Is this intended? Are we worried about this behavior? Is it better, or worse, for implementers?

TextDecoderStream not defined

I was trying to use this in Chrome with JavaScript and get "not defined" Is there an include I need somewhere? I am trying this in the Glitch envitonment.

Algorithm style nits

For associated "internal slots" (decoder, stream, ignore BOM flag, BOM seen flag, and error mode), their defining instance should be a <dfn>, and all subsequent uses of or references to them should be <a>s. Currently both are <b>. (The existing spec seems bad at this.)

The "decode and enqueue a chunk" and "flush and enque" algorithms should take a transformer object as an argument transformer, and then they can refer to the "internal slots" as e.g. transformer's decoder.

We'll probably want special phrases for doing things like constructing a TransformStream and calling the controller methods, similar to https://fetch.spec.whatwg.org/#readablestream. However I still think I should move those into the stream spec: whatwg/streams#372 (comment). For now the style you used is fine.

domintro wording tweaks

Returns the result of running encoding’s decoder on the chunks written to writable. Chunks read from readable will always be strings.

I'd go with something that mentions the type here, e.g.

Returns a readable stream whose chunks are strings resulting from running encoding's decoder on the chunks written to writable.


I think a paragraph break before the "Typically this will be used" paragraphs might be nice.


Mentioning USVString in developer-facing documentation is probably not ideal. Just "string" is fine.

"transform" as a concept does not have attributes; it has property

It's not entirely clear that the "transform" concept holds a JavaScript TransformStream object. Making that clearer would help.

Then,

The readable attribute’s getter must return the readable attribute of transform.

and its friend should probably be revised. I'm not sure whether to just do a small revision, like s/attribute/property, or something more extensive, like

The readable attribute's getter must return the value of the readable property of the transform object, i.e. the value returned by Get(transform, "readable"). NOTE: since the transform object is unobservable, this value can be cached.

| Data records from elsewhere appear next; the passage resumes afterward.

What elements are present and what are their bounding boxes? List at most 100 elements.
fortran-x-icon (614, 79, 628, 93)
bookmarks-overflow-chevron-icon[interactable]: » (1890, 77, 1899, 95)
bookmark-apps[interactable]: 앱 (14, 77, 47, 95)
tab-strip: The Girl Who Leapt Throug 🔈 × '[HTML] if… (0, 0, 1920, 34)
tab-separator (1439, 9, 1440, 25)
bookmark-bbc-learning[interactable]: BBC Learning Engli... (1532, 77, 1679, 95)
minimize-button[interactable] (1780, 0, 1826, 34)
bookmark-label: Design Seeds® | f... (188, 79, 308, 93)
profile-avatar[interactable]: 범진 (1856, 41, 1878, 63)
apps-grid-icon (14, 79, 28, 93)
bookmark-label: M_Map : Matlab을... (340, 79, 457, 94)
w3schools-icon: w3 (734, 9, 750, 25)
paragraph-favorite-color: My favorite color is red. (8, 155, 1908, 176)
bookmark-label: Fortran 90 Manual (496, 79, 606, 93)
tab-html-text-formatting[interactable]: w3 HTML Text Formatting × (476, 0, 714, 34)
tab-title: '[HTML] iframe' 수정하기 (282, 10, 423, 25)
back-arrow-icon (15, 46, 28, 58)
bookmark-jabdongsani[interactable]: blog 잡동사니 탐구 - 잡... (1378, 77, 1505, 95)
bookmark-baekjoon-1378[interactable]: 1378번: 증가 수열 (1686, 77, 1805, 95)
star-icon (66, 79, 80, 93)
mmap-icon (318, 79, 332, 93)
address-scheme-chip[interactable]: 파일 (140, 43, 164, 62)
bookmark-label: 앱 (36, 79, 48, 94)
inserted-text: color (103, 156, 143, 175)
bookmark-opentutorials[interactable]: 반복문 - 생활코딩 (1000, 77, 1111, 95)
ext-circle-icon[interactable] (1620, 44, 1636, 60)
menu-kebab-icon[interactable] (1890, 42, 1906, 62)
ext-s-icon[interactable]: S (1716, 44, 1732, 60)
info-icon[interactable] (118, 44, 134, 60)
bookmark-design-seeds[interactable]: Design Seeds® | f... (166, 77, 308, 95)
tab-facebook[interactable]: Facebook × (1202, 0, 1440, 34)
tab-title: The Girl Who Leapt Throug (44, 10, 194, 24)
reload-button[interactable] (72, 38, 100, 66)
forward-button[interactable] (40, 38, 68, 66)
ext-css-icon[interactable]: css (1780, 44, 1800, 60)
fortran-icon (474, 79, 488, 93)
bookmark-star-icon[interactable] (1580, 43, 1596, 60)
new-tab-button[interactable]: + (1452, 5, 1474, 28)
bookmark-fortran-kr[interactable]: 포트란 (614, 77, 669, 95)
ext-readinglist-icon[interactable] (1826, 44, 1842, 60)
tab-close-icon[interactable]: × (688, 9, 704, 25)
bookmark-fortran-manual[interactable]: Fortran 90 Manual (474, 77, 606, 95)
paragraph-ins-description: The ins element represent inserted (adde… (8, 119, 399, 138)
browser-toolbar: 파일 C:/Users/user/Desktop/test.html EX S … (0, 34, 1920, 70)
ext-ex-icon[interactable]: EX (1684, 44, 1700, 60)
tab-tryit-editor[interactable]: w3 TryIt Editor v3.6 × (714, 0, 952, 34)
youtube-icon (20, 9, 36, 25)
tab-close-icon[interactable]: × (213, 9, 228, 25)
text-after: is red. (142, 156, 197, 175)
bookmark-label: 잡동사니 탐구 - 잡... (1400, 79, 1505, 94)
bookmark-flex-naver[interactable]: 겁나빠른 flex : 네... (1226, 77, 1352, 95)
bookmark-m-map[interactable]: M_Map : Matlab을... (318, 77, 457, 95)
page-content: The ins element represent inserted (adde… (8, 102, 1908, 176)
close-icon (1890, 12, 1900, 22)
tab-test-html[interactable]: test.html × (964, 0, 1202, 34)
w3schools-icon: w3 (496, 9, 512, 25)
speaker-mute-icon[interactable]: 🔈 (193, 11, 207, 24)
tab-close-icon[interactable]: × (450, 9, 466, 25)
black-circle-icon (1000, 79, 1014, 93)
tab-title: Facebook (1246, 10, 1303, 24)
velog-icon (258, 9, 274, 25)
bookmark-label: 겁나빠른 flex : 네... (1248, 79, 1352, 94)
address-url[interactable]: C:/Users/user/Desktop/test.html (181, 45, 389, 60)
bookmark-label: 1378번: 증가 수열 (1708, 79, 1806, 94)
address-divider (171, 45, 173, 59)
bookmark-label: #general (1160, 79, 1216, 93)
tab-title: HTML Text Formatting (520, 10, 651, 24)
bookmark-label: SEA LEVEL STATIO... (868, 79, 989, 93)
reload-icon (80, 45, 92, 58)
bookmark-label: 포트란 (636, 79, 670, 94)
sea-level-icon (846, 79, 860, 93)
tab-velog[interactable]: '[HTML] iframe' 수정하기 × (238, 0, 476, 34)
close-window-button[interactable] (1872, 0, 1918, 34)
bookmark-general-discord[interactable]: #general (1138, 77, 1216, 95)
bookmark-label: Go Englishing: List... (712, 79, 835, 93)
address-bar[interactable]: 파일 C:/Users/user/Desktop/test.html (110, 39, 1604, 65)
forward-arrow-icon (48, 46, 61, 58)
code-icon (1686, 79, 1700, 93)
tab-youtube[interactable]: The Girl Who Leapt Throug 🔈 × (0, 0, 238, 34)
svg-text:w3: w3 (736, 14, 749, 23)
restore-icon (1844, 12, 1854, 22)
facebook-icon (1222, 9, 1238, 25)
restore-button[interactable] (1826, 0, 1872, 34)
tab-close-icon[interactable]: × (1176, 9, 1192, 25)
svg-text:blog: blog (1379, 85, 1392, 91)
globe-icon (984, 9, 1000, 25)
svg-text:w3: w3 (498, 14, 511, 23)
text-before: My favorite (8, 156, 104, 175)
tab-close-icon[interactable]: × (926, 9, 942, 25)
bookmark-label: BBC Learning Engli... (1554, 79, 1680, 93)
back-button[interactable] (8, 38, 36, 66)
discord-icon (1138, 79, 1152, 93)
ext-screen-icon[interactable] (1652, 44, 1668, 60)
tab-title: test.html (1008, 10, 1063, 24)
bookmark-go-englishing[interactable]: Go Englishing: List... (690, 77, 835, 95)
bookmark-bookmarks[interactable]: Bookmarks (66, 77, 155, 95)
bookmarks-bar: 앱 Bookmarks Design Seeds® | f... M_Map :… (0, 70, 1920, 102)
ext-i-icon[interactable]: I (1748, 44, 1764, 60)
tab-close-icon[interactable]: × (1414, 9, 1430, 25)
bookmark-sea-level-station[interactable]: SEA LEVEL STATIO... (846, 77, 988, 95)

Typographical: use more monospace

All interface and method names, e.g. ReadableStream and writable, should be monospace. In Bikeshed, this is done by using {{ReadableStream}} and {{TextDecoder/writable}} and similar.

This may be best solved in the process of doing a PR since otherwise there can be cross-linking errors (especially for TextDecoder/writable and its friend).

Formatting nits

In the DOM intro, TextDecoder should be monospace and link to the TextDecoder constructor.

RangeError and TypeError should link throughout.

TransformStream and ReadableStream should be monospace and link throughout. (Although TransformStream doesn't have anywhere to link to yet, so I guess disregard that part.)

Uint8Array and ArrayBuffer should link.

In "UTF-8's encoder", both "UTF-8" and "encoder" should link.